大きな目はつやを持って潤み、カーテンの下の光を吸収して漆黒に冴えている。唇は脈打つように赤い。
 
僕は少しだけ拍子抜けして、花柄の重そうな布団の下のジョニーを見る。
 
「火星はどうだった?」
 
ベッドの端にそっと腰をおろして尋ねると、うん、とだけジョニーは答えた。
 
「コリンが心配していたよ」
 
「うん、何回も電話をもらった」
 
「“だから火星に行くのはとめたじゃないか!”って」
 
「でも、行ったんだから、仕方がないんだ」
 
なるほどそれは仕方がないと僕も思う。ベッドが軋んで、かん高い音をたてる。
 
「楽器を持って帰ったんだけど、触ったらいけないって医者が言うんだ」
 
思い出したようにジョニーが言って、大きな木製のトランクを指差す。
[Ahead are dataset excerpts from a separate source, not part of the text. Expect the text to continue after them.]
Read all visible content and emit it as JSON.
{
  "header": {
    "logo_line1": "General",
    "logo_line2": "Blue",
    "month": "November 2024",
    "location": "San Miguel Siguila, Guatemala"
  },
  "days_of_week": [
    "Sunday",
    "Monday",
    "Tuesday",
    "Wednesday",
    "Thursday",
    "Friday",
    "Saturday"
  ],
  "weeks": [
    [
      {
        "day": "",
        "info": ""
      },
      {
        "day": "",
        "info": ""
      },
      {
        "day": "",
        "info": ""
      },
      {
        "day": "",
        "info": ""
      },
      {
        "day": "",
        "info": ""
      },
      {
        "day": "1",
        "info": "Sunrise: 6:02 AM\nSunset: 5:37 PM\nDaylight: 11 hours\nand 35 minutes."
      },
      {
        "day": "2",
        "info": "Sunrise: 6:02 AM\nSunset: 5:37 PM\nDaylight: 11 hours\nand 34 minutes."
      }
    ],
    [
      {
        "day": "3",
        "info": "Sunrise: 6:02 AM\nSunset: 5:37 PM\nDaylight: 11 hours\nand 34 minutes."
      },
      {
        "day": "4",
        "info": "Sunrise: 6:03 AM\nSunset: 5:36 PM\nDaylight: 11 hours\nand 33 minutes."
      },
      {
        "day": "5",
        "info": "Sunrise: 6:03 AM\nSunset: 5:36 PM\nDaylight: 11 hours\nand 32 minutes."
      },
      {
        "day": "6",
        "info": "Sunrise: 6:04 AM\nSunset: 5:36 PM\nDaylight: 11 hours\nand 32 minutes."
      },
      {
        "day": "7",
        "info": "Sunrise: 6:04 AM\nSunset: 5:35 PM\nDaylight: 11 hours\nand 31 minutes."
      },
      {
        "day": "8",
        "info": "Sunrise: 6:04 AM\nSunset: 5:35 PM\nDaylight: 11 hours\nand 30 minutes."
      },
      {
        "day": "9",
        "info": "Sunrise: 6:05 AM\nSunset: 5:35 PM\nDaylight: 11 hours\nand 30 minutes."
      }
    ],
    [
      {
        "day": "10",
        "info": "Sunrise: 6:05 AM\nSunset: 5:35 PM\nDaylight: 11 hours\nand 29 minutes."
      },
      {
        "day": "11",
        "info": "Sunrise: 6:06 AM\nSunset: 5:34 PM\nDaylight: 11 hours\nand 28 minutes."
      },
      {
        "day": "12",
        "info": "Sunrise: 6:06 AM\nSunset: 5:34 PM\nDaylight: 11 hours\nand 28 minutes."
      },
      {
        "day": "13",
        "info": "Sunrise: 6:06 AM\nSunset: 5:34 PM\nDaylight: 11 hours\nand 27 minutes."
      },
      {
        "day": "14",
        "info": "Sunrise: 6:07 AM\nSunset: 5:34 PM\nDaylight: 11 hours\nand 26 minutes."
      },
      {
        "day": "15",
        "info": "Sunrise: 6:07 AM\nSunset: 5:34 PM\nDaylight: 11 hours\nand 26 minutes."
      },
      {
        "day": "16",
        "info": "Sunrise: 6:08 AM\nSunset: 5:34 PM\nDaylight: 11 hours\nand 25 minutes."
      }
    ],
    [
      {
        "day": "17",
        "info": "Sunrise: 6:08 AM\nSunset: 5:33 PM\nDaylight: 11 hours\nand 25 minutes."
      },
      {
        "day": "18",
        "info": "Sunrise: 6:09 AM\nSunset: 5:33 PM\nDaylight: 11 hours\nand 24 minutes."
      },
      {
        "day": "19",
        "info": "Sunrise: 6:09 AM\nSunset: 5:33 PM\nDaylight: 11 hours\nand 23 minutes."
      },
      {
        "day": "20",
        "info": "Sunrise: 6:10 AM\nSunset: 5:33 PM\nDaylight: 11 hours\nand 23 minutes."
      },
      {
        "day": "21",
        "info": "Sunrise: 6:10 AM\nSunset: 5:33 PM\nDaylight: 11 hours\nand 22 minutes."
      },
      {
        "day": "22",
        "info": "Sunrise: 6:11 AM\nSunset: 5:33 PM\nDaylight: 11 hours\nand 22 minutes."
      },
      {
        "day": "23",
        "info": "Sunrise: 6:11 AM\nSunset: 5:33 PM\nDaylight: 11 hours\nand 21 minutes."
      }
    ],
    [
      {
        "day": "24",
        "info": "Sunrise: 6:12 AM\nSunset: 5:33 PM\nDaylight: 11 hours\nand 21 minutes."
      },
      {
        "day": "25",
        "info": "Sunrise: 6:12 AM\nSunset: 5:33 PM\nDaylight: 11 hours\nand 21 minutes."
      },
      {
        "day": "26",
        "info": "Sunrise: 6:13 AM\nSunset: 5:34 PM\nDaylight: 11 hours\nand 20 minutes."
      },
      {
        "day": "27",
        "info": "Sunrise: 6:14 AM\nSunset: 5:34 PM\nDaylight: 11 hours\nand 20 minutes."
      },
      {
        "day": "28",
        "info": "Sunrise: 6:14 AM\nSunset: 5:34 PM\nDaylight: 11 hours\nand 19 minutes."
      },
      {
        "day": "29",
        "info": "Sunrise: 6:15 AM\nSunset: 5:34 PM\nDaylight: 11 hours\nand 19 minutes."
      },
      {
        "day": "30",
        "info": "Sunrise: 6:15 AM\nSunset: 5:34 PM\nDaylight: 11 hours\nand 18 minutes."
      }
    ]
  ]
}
トランクのふたは開いていて、仰々しい装飾品のような火星の楽器が所せましと並んでいる。
 
「使えるものがあればいいんだけど」
 
ジョニーは身体をずらし、壁の方を向いてしまう。
僅かに持ち上がった布団の下から流れてくる空気が、熱を帯びているのがわかる。
僕は何だかどうしようもない気持ちになって、部屋を出て、そっとドアを閉める。
 
 
 
その夜、恐ろしい夢にびっしょり冷汗をかいて目を覚ますと、どこからか、鈴が揺れるような、美しい音が聞こえてくる。                                                                                                                                                                                                     音は小さいけれど、絶え間なく続いている。ジョニーが、医者の言い付けに背いて楽器を触っているに違いない。                                                                                                                                                                                                                                                                                注意するために、僕はベッドを抜け出し、暗い廊下を進む。
 
ジョニーのいる部屋のドアを開けると、かすかな音はぴたりと止まる。
僕は叱責の言葉を口にしかけるが、開いたままのトランクが目に入り、言葉を呑み込む。楽器は整然と並んでいて、手がつけられた様子はない。
 
ジョニーはベッドの中で身体を起こし、驚いたようにこちらを見ている。
僕は何と言ったらいいのかわからない。
その時、丸まった背中が上下に揺れ、それと同時に、白い花に降りた滴のふるえるような、はかない鈴のような音が、その口元から漏れる。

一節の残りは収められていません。